His Captive Princess
Vaughn’s or the prince’s?” Eleri pulled her bow higher on her shoulder and looked into the gloom. A thread of unease ran through her that someone could be out there, watching unseen. Oak trees spread out endlessly into the night.
    “Neither. He wore a domed helmet.”
    “Norman,” she echoed with Warren de Tracy, and he glanced at her, frowning.
    Not possible? She held her sarcasm to herself. He might be her enemy, but one of his own men had meant to kill him. Mayhap hunted him still. That idea festered in her like an open wound. The captive was hers! She’d taken him in the skirmish. No man, Norman or Cymreig, would steal the vengeance owed her, nor cause the wraith’s prophecy to come true.
    “Well, my lord is in a fine position.” She sighed dramatically. His dark eyes lifted to hers.
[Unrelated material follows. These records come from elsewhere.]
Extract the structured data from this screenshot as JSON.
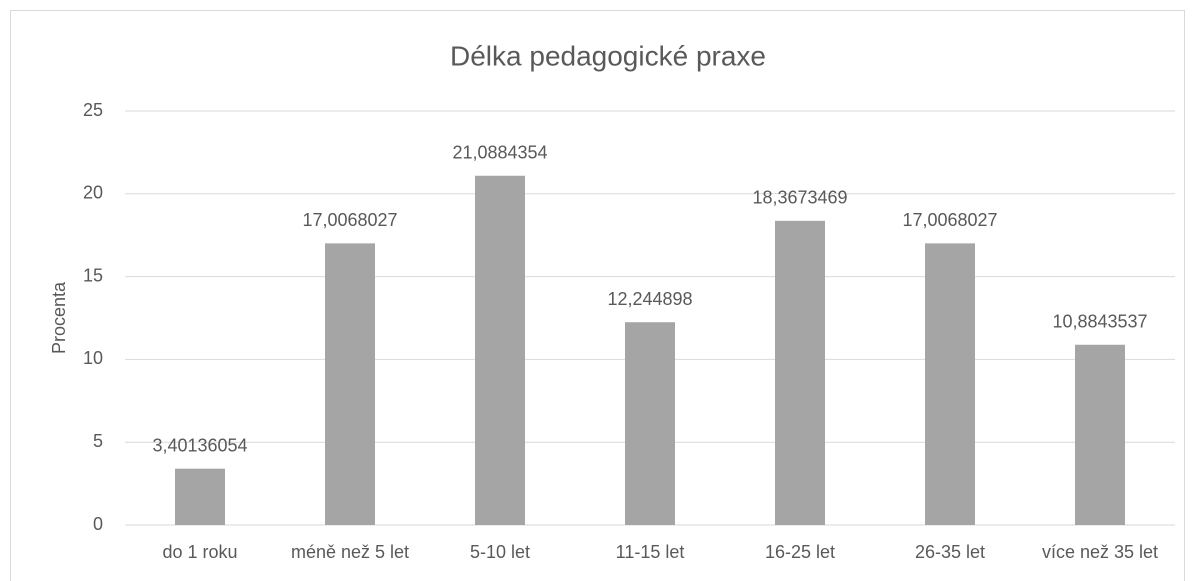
{
  "chart_data": {
    "type": "bar",
    "title": "Délka pedagogické praxe",
    "y_label": "Procenta",
    "categories": [
      "do 1 roku",
      "méně než 5 let",
      "5-10 let",
      "11-15 let",
      "16-25 let",
      "26-35 let",
      "více než 35 let"
    ],
    "values": [
      3.40136054,
      17.0068027,
      21.0884354,
      12.244898,
      18.3673469,
      17.0068027,
      10.8843537
    ],
    "value_labels": [
      "3,40136054",
      "17,0068027",
      "21,0884354",
      "12,244898",
      "18,3673469",
      "17,0068027",
      "10,8843537"
    ],
    "color": "#a5a5a5",
    "ylim": [
      0,
      25
    ],
    "yticks": [
      0,
      5,
      10,
      15,
      20,
      25
    ],
    "grid": true
  }
}
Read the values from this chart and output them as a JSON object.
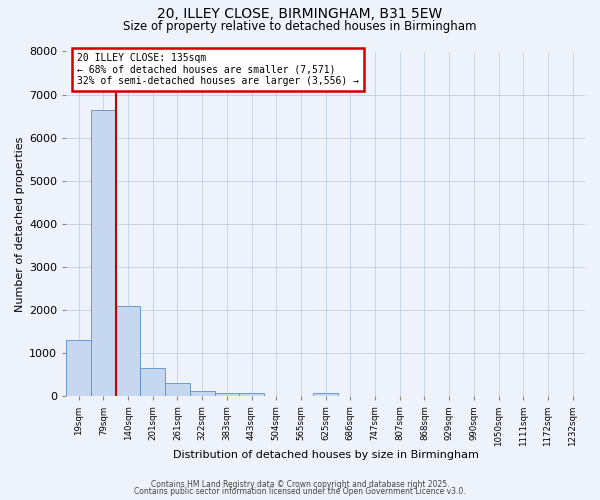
{
  "title_line1": "20, ILLEY CLOSE, BIRMINGHAM, B31 5EW",
  "title_line2": "Size of property relative to detached houses in Birmingham",
  "xlabel": "Distribution of detached houses by size in Birmingham",
  "ylabel": "Number of detached properties",
  "bar_labels": [
    "19sqm",
    "79sqm",
    "140sqm",
    "201sqm",
    "261sqm",
    "322sqm",
    "383sqm",
    "443sqm",
    "504sqm",
    "565sqm",
    "625sqm",
    "686sqm",
    "747sqm",
    "807sqm",
    "868sqm",
    "929sqm",
    "990sqm",
    "1050sqm",
    "1111sqm",
    "1172sqm",
    "1232sqm"
  ],
  "bar_values": [
    1300,
    6650,
    2100,
    650,
    300,
    120,
    90,
    70,
    0,
    0,
    80,
    0,
    0,
    0,
    0,
    0,
    0,
    0,
    0,
    0,
    0
  ],
  "bar_color": "#c5d8f0",
  "bar_edge_color": "#5b8ec4",
  "vline_color": "#cc0000",
  "annotation_title": "20 ILLEY CLOSE: 135sqm",
  "annotation_line2": "← 68% of detached houses are smaller (7,571)",
  "annotation_line3": "32% of semi-detached houses are larger (3,556) →",
  "annotation_box_color": "#cc0000",
  "ylim": [
    0,
    8000
  ],
  "yticks": [
    0,
    1000,
    2000,
    3000,
    4000,
    5000,
    6000,
    7000,
    8000
  ],
  "footer_line1": "Contains HM Land Registry data © Crown copyright and database right 2025.",
  "footer_line2": "Contains public sector information licensed under the Open Government Licence v3.0.",
  "bg_color": "#eef2fb",
  "plot_bg_color": "#eef2fb",
  "grid_color": "#b8c8e0"
}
Remnants of anger and disbelief clouded his expression. “You are wanted dead by both your people and mine. You must have done something dreadful to deserve such.”
    He said nothing in return to argue or deny her accusation, merely backed into the shadows. Silent at last.
    Day broke with the sounds of horses and voices. Warren recognized Sayer and Nest communicating in brisk tones, but when he pushed himself upright to see them, his legs and arms were restrained in two lengths of rope. New anxiety brought sweat to his brow upon the memory of the night before and how Princess Eleri had ordered him tied to the tree branches several feet from the safety of the ground.
    After they’d traveled deeper into the forest that night, Warren had gleaned from the few details he knew of the territory that the River Wye was to the west and the Black Mountains were to the east. Sticking to the trees, his captors seemed to shun the easier territory of the barren hills where days of hiking could be turned into hours on the backs of the horses.
    Warren gritted his teeth. Why bother with the coursers at all if they weren’t going to ride them?
    The rebels’ concern over the Norman rider had to be unfounded. For all they knew, he could’ve been one of De Braose’s sentries, making the evening rounds from the nearby castle. Warren had searched his memory for any clues that one of his conroi had wanted him dead and found nothing. If King Stephen had desired him gone, he’d have arranged it at court. An easy thing for him to accomplish with no need for subterfuge. A simple charge of treason and Warren would lose his head.
    King Stephen had given Warren youthful knights for this quest—men striving to prove their loyalty to the new monarch, just like Warren. Stephen wasn’t a popular choice as king, but he had more power in England than Empress Matilda. When Warren’s younger sister Claire’s future had been threatened with marriage to some lackwit distant cousin of the king’s, Warren had made the difficult decision to pledge loyalty to Stephen—even though he detested the usurper.
    Had his fealty angered one of Matilda’s followers so much that the cur wanted him dead?
    He’d drawn the ire of Henry’s faithful before and had deserved it. His past was full of mistakes. If the murderer succeeded, Warren would accept his fate. He should have died years ago in the disaster at sea that took the true heir, Prince William’s life.
    Although, he reasoned, if he could locate De Braose’s castle, he could salvage his mission by turning the tables on the princess and kidnapping her instead, taking her there. Then he would find out if the man Sayer had seen was a sentry or a would-be-killer, and the princess would have to face the consequences for the Deheubarth prince’s actions.
    But first, he had to get out of the damned tree and earn the trust of her pagan rebels.
    He hailed them. “I pray you’ve not forgotten me.”
    His words were met by silence. As he’d feared, his attention to Eleri last night had caused her to regard him with more suspicion.
    But tempted by her, he simply couldn’t stop himself.